Cette sanglante affaire a commencé à la fin de la Seconde Guerre mondiale. Ho Chi Minh et les communistes vietnamiens ont mené une lutte contre les forces d’occupation japonaises et ont coopéré avec les objectifs de guerre américains et alliés. Les Vietnamiens ont pleinement attendu le soutien des États-Unis pour leur indépendance vis-à-vis de la France après la guerre. Au lieu de cela, les forces américaines et britanniques envoyées au Vietnam pour accepter la capitulation japonaise ont réinstallé le régime colonial français. Les Vietnamiens ont combattu durant une sanglante guerre de neuf ans contre une armée coloniale française entièrement approvisionnée et fournie par les États-Unis. Lorsque les Viets ont encerclé et défait la garnison française à Dien Bien Phu en 1954, le président Eisenhower a proposé des armes nucléaires à la France [pour anéantir l’armée vietnamienne], mais les Français ont refusé.

Convaincus que l’oncle Ho, comme les Vietnamiens l’appelait, et son parti gagneraient les élections de 1956, les États-Unis ont créé un brutal gouvernement de marionnettes dans la moitié sud du Vietnam pour annuler les élections et « demander » l’aide militaire américaine contre les soi-disant envahisseurs du soi-disant Vietnam du Nord. Au cours de la dernière décennie de cette longue guerre vietnamienne, plus d’un demi-million de soldats américains ont été déployés, plus de bombes ont été larguées que durant toute la Seconde Guerre mondiale, et des millions de civils, principalement des Vietnamiens, ont péri. C’était la dernière décennie du bain de sang qui durait depuis 30 ans que la plupart perçoivent maintenant comme la guerre américaine au Vietnam, l’erreur du Vietnam, le malentendu tragique du Vietnam.
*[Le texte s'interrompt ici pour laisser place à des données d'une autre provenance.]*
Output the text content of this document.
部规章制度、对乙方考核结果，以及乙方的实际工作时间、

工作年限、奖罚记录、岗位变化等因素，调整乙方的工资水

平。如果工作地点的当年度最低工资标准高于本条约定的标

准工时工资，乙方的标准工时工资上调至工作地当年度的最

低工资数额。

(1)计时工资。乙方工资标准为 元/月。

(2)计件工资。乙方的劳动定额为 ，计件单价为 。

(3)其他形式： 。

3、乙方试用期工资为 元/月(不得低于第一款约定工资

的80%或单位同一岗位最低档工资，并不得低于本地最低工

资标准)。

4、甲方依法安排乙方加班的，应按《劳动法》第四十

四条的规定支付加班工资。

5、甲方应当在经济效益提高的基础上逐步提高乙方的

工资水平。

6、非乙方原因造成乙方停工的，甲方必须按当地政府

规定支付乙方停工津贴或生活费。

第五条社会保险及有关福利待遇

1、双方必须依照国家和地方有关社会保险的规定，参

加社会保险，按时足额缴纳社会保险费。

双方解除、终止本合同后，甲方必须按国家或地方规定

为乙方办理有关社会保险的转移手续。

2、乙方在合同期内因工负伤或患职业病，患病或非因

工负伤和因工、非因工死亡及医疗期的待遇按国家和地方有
Seulement ce n’était pas une erreur, et certainement pas un malentendu. Les Vietnamiens et d’autres sujets coloniaux avaient lutté pour leur indépendance pendant des décennies. Ho Chi Minh s’est présenté à Versailles en 1919 lorsque les termes du traité mettant fin à la Première Guerre mondiale étaient en cours de rédaction. Ho a demandé l’indépendance des colonies africaines et asiatiques de la France, de la Grande-Bretagne et des autres puissances européennes. Les Vietnamiens ont su dès le début ce qu’ils voulaient faire avec leurs vies et leurs ressources dans leur pays. Le soi-disant malentendu était que l’establishment politique et militaire des États-Unis et 5 présidents américains se sont imaginés, pendant plus de 30 ans, qu’ils pouvaient torturer, bombarder, envahir et massacrer pour obtenir un autre résultat.

Finalement, ils n’ont pas pu. 58 000 Américains et 3 millions d’Asiatiques ont péri. 3 millions de morts ce n’est pas une simple erreur. C’est un crime gigantesque, l’un des plus grands du 20ème siècle après les guerres mondiales. Les crimes doivent au moins être reconnus et assumés s’ils ne sont pas punis. Il est quasiment sûr que Ken Burns n’est pas du tout dans cette optique-là. Au mieux, Burns semble proposer une espèce de guérison et de réconciliation qui se limite aux Américains, ces derniers s’entendant pour qu’on se pardonne les offenses des uns et des autres et sur une respectueuse reconnaissance de la valeur des combattants des deux camps.

La série n’a pas encore été terminée, alors nous devrons attendre et voir si Ken Burns ignore ou prend comme tel le mensonge discrédité propagé par l’industrie de la propagande de guerre de notre pays comme quoi des prisonniers américains auraient été oubliés et portés disparus à la fin de la Guerre du Vietnam. Cela n’était pas le cas. Mais le petit drapeau noir et les cérémonies pour les imaginaires « disparus » au Vietnam continuent encore aujourd’hui, quatre décennies après la fin de la guerre.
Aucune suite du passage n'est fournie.